Interesting one this. Jonny led P1 which is alledgely 4a, lovely rock but it's certainly at least 4b maybe 4c and protected by micro cams and micro wires. This gave me P2, (there is a peg in place but it doesn't look new?) The 1st move off the ledge is about 5b which may or may not allow you to clip the peg (I'm 5.6 and had to hold the tape on the QD and push the gate open on the peg) the next 2 moves then form the crux which was interesting and probably 5c (Jonny suggested 6a? he had to frig the moves) I backed up the peg with a micro wire immediately above and that is the only gear but thankfully the angle relents and so does the grade. HVS 5a????
SGD - AltLd O/S - 27/Oct/12 with Jonny WMC
Phil PBC - AltLd O/S - 27/Jul/11 with henry castle
Not to be repeated! Finished on the arete which felt hard enough with hand holds breaking away and no pro!
Slick - Lead - 16/Jun/11 with Kevin Vans-Colina
Went for the second pitch, found the useless remains of the old peg which couldn't be used for protection at all, several holds have possibly snapped making it even more blank. Had a total epic getting off which involved abseiling off the rock fence and into a building site as it began to get dark.

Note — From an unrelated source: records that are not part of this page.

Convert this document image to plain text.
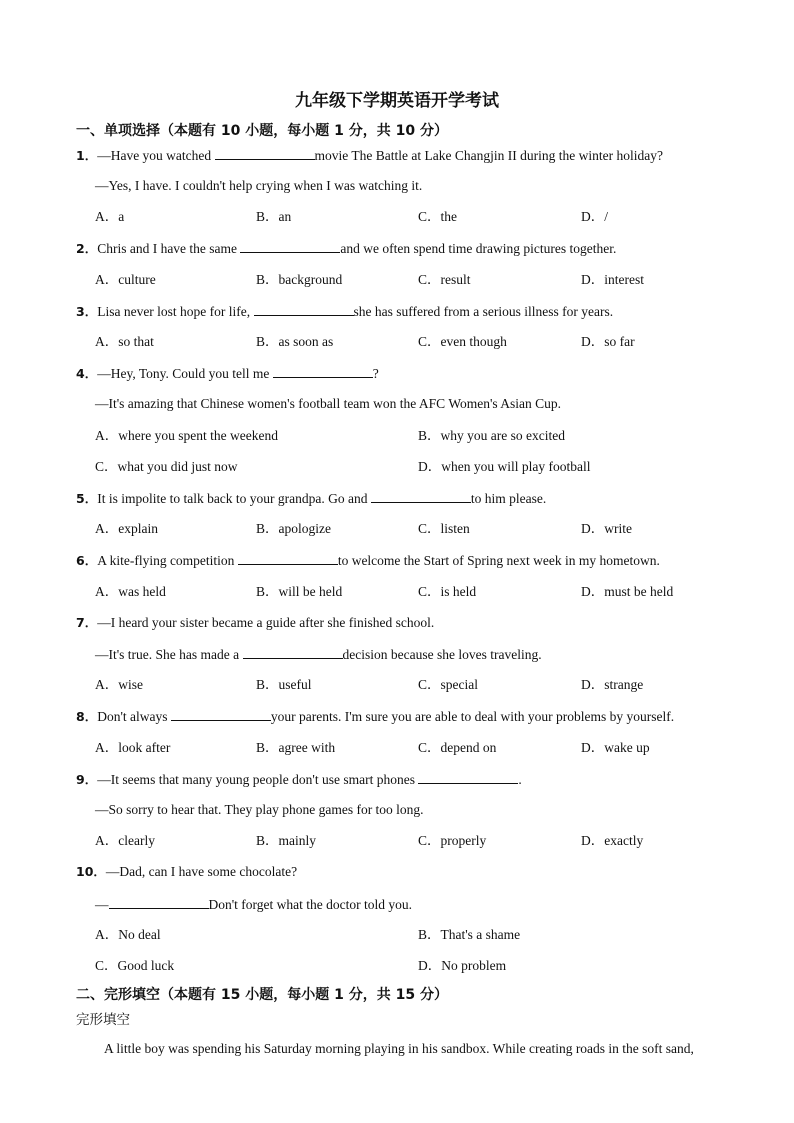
九年级下学期英语开学考试
一、单项选择（本题有 10 小题，每小题 1 分，共 10 分）
1．—Have you watched	movie The Battle at Lake Changjin II during the winter holiday?
—Yes, I have. I couldn't help crying when I was watching it.
A．a	B．an	C．the	D．/
2．Chris and I have the same	and we often spend time drawing pictures together.
A．culture	B．background	C．result	D．interest
3．Lisa never lost hope for life,	she has suffered from a serious illness for years.
A．so that	B．as soon as	C．even though	D．so far
4．—Hey, Tony. Could you tell me	?
—It's amazing that Chinese women's football team won the AFC Women's Asian Cup.
A．where you spent the weekend	B．why you are so excited
C．what you did just now	D．when you will play football
5．It is impolite to talk back to your grandpa. Go and	to him please.
A．explain	B．apologize	C．listen	D．write
6．A kite-flying competition	to welcome the Start of Spring next week in my hometown.
A．was held	B．will be held	C．is held	D．must be held
7．—I heard your sister became a guide after she finished school.
—It's true. She has made a	decision because she loves traveling.
A．wise	B．useful	C．special	D．strange
8．Don't always	your parents. I'm sure you are able to deal with your problems by yourself.
A．look after	B．agree with	C．depend on	D．wake up
9．—It seems that many young people don't use smart phones	.
—So sorry to hear that. They play phone games for too long.
A．clearly	B．mainly	C．properly	D．exactly
10．—Dad, can I have some chocolate?
—	Don't forget what the doctor told you.
A．No deal	B．That's a shame
C．Good luck	D．No problem
二、完形填空（本题有 15 小题，每小题 1 分，共 15 分）
完形填空
A little boy was spending his Saturday morning playing in his sandbox. While creating roads in the soft sand,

Unless the peg is replaced then I would say this route is considerably harder and more dangerous than VS or HVS. Wouldn't recommend to anyone
Quarryboy - AltLd dnf - 06/Mar/11 with Rob Stanfield
lead first pitch which was quite enjoyable,jack had a go at considerably harder second pitch and made correct decision to back off when he found a small piece of rusty meal that used to be the crucial peg. One hell of an escape down fencing to the left.
Stanners - AltLd - 06/Mar/11 with Jack Bradbrook
Hidden - Lead dnf - 10/Jan/09
Went right up the slab on 2nd pitch, placed skyhook, probably finishing as for The Weed - utter sandbag.
Paz - Lead O/S - Mar/04 with SN
Hidden - Lead - Mar/00
Unable to find the crucial peg on the top pitch we finished up the arÍte to the left.